Usage Modes#
Users can interface with the Dioptra REST API through three primary workflows:
Graphical User Interface (GUI)
Python Client
Direct HTTP API calls
Overview#
The choice of workflow depends on the user’s technical requirements and the complexity of the experiment:
GUI: provides a visual, low-code approach for creating resources and monitoring jobs.
Python Client: for users who require programmatic control, allowing for complex orchestrations (such as parameter sweeps) and full end-to-end reproducibility.
Direct HTTP Calls: enables the integration of Dioptra endpoints into external applications or custom automation scripts.
These workflows are often complementary. A typical researcher might use the Python Client within a Jupyter Notebook to run a high-volume experiment loop while simultaneously using the GUI to monitor real-time job progress and inspect generated artifacts.
Graphical User Interface (GUI)#
The GUI is designed for interactive exploration and provides a user-friendly way to manage the test plaform.
Access: Once the Docker containers are running, the GUI is accessible at the port registered during the Cruft templating process (default:
http://localhost:5173/). Within any modern web browser, enter the registered port in the address bar and the login screen should appear.- Capabilities: The GUI provides comprehensive access to Dioptra’s many functionalities, including:
Creation, editing and importing of resources
Job execution, including easy insights into produced metrics, logs and artifacts
Creation, importing and editing of Python and YAML code for Plugins and Entrypoints
Example screenshot from the GUI#
Using the GUI#
To learn how to set up the GUI, ensure you have installed Dioptra, and then follow the Hello World Tutorial, which instructs users how to get up and running in the GUI.
Note
Development of the GUI follows the development of the REST API. Consequently, new capabilities may appear in the API and Python Client before they are fully integrated into the GUI.
Python Client#
The Python Client is the preferred interface for researchers and developers who require programmatic control or wish to orchestrate complex meta-experiments.
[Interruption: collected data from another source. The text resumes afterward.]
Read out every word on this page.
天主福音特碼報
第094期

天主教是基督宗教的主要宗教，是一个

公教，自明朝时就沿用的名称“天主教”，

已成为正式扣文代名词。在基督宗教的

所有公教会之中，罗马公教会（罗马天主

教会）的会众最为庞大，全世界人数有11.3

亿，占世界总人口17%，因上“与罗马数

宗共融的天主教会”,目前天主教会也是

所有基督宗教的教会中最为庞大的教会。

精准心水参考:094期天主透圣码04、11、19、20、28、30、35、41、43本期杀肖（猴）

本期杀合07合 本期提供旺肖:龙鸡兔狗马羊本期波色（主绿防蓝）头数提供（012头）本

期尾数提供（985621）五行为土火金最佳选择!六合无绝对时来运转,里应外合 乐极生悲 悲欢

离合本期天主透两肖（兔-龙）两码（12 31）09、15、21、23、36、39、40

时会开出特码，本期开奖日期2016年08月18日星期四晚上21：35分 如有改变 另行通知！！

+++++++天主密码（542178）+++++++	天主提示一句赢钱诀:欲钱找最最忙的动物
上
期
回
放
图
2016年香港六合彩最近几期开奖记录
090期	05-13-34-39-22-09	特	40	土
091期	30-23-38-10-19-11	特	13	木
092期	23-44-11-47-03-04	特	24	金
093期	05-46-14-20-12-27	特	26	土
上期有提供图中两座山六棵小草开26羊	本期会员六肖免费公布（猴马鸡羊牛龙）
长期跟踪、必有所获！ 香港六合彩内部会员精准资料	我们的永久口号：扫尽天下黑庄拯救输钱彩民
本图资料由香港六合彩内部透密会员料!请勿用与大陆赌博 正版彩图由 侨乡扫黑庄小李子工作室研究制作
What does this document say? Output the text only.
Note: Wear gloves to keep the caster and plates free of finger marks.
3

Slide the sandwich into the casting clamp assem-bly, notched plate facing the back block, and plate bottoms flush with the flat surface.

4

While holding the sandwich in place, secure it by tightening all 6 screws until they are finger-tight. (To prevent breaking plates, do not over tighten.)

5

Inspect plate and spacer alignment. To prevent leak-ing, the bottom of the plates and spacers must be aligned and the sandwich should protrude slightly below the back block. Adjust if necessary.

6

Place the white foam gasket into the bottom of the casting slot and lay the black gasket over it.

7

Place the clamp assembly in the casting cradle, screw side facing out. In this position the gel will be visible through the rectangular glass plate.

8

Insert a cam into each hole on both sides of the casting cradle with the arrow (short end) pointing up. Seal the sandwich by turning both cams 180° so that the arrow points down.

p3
It enables the automated creation of resources and job submission, with responses returned in JSON format.
Advantages:
Meta-level Orchestration: Workflows can be embedded within loops to automate large-scale parameter sweeps and nested experiments.
Notebook Integration: The client can be used within Jupyter Notebooks, allowing code, experiment logic, and artifact visualization to exist in a single document.
Integration in Python Environment: Using the client within Python scripts allows Dioptra tasks to be integrated into larger data science pipelines and custom automation logic.
Workflow Tradeoff
For simple tasks or minor adjustments, the GUI may be more efficient as it replaces programmatic resource lookups with visual tables and menus. In the Python Client, users must retrieve and reference specific resource IDs, which introduces a higher initial overhead.
Consequently, many users adopt a hybrid approach: designing complex orchestrations via the Python Client while using the GUI for real-time monitoring and iterative tweaks.
Using the Python Client#
Setup Instructions
Refer to How To Setup the Python Client for an example Python Client workflow.
Usage Examples
Client Documentation
The methods for the Python Client are documented in the Dioptra source code. You can view those methods at Python Client Methods. Additionally, many common workflows are documented in the How To: Running Experiments guides.
Direct REST API access (HTTP)#
Advanced users may choose to interact directly with the REST API using standard HTTP methods. This workflow may be useful for:
System Integration: Incorporating Dioptra functionality into existing workflows.
Language Agnostic: Allows automation and interaction using a programming language agnostic interface.
HTTP Endpoints Documentation
For a complete list of endpoints and schemas, refer to the REST API Reference.